Tropical Malady

Director: Apichatpong Weerasethakul
Year Released: 2004
Rating: 3.5

It's no surprise that of the people interviewed walking out of the showing at Cannes were both amazed and totally baffled by this (typically) experimental film by Weerasethakul - it brazenly defies interpretation and purposely leaves out clues to its ultimate purpose. The film's two parts are (I think) in reverse order: "Part One" shows a relationship between two men coming to fruition, "Part Two" is about the metaphorical process of searching for and finding "the other" - searching through the "forest" for a soul mate (here, a ghost/tiger), getting rejected (literally, thrown down a hill) and at the end, after much perseverance, coming together on equal terms.

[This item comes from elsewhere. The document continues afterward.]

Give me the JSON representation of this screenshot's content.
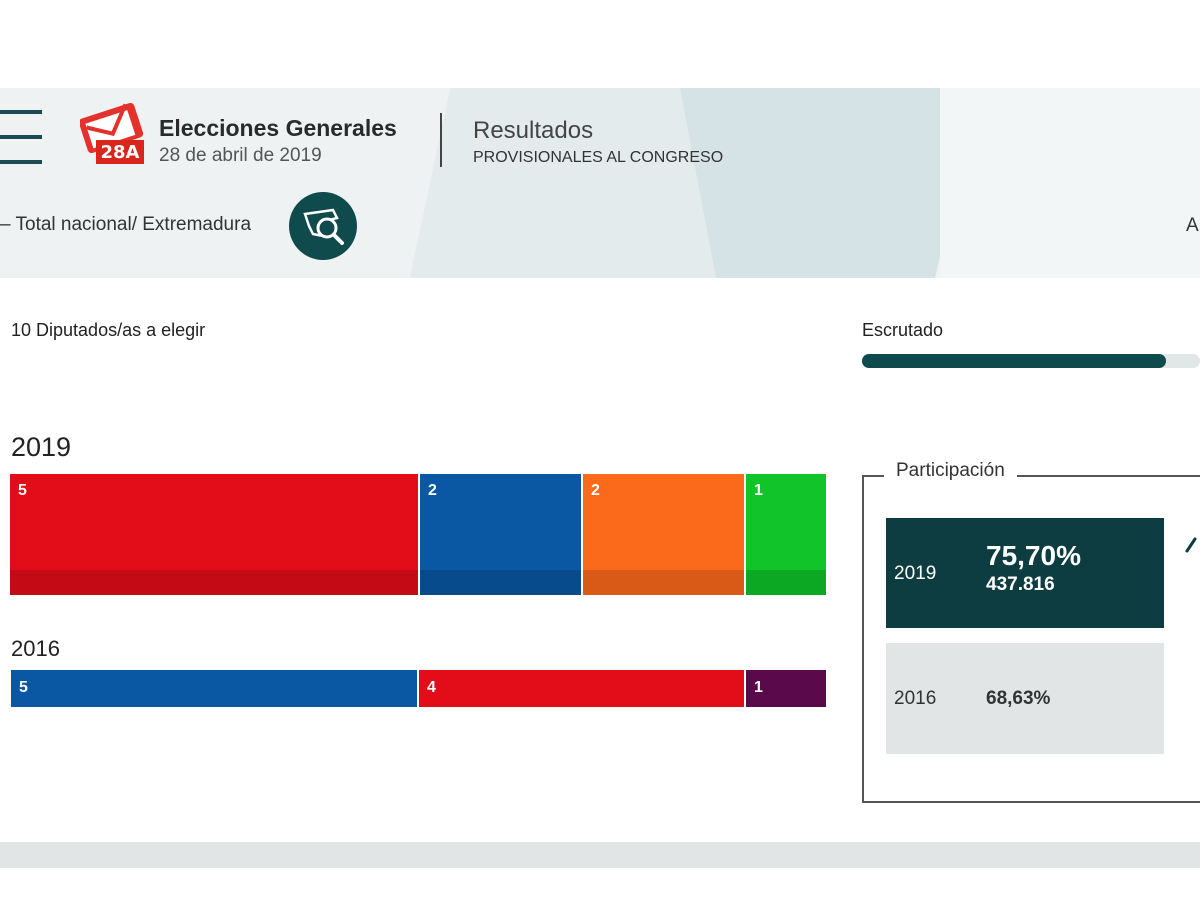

Of course, it could really mean anything, and that's what's so lovely and infuriating about it - it's consciously trying not to make sense, and Cyprus' critic-at-large Mr. Panayides is correct in saying it's not a "film" according to the standard definition of what we've come to think a "film" should "try" to do. Then again, neither Mysterious Object at Noon nor Blissfully Yours are "about" anything, and the fact that they aren't "about" anything is precisely the point. Honestly, I'm shocked - *shocked* - that even people take Weerasethakul seriously enough to show his films; perhaps the exoticism of him being from Thailand makes them curious. Either you're up for his coy game playing or you aren't.